Moreover, although the film takes the approach of a complex psychological thriller, it is remarkably brain dead. Although they have a name and address for O'Ryan and are interrogating people he knew, I never once saw a sketch or photo of him. We are either meant to believe that they are working without a description of O'Ryan or at least that none of the Federal Agents see any need to bring this information along so as to get information from people. That not enough for you? One of O'Ryan's calling cards is the design seen on the poster. He leaves this everywhere, including the bodies of his victims where the design is carved with a knife. Mackelway walks around showing the design to people saying, "Have you seen this? Circle with a slash?" The film is half over before some random looney points out to him that it's not a circle with a slash but a zero. Mackelway is stunned and I couldn't believe my ears. You mean none of the agents even entertained the possibility? It seemed so patently obvious what the design once, even without referring to the film's title, that I didn't even think it was a circle when I first saw it. Incidentally, I know government agencies have been in a bind investigating terrorists and all, but don't they usually assign a basic task force to a serial killer case? Here, it's Eckhart and Moss. Or since Moss doesn't do anything, just Eckhart, a Fed with psychological problems who was thrown out of his last position because he screwed up another serial killer case. Even Eckhart's co-workers have nothing to do with the case. Wow, I feel safer already.
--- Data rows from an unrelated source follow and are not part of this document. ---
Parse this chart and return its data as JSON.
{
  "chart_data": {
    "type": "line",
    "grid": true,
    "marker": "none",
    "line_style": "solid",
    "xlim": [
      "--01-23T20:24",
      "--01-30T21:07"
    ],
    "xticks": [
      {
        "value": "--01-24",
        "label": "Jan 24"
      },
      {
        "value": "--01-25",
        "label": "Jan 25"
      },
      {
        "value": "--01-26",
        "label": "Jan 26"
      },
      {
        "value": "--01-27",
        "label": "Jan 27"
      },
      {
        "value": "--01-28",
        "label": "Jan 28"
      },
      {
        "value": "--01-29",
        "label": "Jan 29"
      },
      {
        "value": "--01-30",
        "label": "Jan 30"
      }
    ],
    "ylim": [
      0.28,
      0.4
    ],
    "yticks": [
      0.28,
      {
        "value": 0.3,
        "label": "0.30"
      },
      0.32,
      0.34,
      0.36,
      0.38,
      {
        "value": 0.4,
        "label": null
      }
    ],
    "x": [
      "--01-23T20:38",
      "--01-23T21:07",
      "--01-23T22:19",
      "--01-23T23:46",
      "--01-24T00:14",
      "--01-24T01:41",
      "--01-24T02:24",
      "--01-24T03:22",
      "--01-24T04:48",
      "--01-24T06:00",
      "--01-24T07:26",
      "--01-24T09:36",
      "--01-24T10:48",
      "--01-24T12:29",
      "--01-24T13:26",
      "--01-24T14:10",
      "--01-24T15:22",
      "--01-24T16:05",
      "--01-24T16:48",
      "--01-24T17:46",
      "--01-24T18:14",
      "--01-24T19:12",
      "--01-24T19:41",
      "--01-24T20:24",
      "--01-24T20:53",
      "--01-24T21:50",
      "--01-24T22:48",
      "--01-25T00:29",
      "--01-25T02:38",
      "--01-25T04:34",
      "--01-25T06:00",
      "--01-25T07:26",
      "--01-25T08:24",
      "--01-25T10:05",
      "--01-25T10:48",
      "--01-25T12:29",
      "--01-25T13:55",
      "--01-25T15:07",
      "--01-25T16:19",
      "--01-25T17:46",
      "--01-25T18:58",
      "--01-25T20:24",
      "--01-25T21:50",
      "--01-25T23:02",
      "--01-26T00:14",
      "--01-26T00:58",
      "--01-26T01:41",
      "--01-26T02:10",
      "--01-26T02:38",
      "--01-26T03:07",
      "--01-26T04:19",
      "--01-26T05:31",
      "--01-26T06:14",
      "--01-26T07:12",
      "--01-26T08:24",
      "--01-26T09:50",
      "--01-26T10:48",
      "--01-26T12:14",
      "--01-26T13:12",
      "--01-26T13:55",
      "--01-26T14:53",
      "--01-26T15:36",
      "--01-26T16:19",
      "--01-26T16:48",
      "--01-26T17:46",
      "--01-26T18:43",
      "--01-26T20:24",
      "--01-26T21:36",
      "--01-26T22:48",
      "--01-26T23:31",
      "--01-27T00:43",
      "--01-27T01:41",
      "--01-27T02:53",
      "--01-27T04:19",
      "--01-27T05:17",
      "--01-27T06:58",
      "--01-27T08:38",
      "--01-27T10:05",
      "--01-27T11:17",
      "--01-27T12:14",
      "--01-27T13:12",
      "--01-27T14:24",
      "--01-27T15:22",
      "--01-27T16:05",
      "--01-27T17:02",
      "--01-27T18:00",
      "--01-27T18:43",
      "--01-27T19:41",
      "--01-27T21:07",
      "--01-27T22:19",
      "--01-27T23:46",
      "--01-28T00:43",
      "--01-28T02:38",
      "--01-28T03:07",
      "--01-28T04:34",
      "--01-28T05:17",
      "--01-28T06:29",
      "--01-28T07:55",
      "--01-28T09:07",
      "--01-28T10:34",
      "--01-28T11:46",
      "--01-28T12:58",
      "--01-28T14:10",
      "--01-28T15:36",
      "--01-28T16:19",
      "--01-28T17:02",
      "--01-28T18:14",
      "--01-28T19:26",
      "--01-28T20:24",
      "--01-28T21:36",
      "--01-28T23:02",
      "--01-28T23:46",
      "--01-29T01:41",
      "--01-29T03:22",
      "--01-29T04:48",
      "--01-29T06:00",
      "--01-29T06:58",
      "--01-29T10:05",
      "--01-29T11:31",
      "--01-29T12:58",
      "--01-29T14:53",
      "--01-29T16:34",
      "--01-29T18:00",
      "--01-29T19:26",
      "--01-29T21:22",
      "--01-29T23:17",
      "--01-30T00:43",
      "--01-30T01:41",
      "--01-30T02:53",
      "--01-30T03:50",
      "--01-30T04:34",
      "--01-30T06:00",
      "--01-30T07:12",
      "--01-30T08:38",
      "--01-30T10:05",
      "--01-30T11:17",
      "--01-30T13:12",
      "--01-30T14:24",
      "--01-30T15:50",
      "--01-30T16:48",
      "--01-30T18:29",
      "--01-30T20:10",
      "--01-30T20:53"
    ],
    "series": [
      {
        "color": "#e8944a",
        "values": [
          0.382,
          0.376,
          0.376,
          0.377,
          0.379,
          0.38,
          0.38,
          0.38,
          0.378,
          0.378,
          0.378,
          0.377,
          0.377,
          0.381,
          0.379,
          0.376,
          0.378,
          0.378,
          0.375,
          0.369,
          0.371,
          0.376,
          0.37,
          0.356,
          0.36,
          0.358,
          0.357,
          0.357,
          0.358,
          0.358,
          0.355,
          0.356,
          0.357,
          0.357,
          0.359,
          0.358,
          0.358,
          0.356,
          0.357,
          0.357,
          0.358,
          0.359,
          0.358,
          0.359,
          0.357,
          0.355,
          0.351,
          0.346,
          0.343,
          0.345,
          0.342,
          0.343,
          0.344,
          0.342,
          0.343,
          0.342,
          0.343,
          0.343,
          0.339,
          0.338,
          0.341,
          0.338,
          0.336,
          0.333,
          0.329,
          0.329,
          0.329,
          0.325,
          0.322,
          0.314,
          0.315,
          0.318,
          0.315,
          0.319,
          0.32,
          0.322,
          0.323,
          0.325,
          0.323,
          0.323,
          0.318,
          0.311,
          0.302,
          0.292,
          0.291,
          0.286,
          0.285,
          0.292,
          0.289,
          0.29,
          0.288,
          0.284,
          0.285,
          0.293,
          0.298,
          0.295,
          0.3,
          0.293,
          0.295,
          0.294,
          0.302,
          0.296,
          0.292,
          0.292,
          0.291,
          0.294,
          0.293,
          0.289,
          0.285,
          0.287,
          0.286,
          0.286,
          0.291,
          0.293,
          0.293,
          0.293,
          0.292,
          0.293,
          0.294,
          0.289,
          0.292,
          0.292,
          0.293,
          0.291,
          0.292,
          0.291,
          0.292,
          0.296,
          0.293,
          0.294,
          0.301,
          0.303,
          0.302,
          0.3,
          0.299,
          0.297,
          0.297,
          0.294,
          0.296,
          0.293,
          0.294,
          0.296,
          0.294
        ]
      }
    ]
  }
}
I would place the blame solely on Penn but really, Merhige should have known better. He should have taken the script in for rewrites. He wrote BEGOTTEN and okay, Hollywood probably would never allow him to instill the same amount of abstract insanity into a major film. But that doesn't mean Merhige couldn't have at least brought the same directing style that made SHADOW OF THE VAMPIRE such a treat. But Merhige's direction is flat and uninspired.

SUSPECT ZERO will mercifully die a quick death at the box office and no, this is one film that probably won't find an audience on DVD. They had an opportunity to do something different and blew it. Here is a film that can take up space on the shelves next to TAKING LIVES, TWISTED, TRAPPED or any other random thriller. Merhige should take stock of how the Hollywood machine has caused him to make such a boring and disposable film. Or maybe he should just blame himself and ask for forgiveness. Meanwhile, Kingsley still comes out smelling like roses. But it's quite a shock so soon after THE HOUSE OF SAND AND FOG. If his new strategy is giving good performances in bad movies, his decision to work for Uwe Boll is making a lot more sense.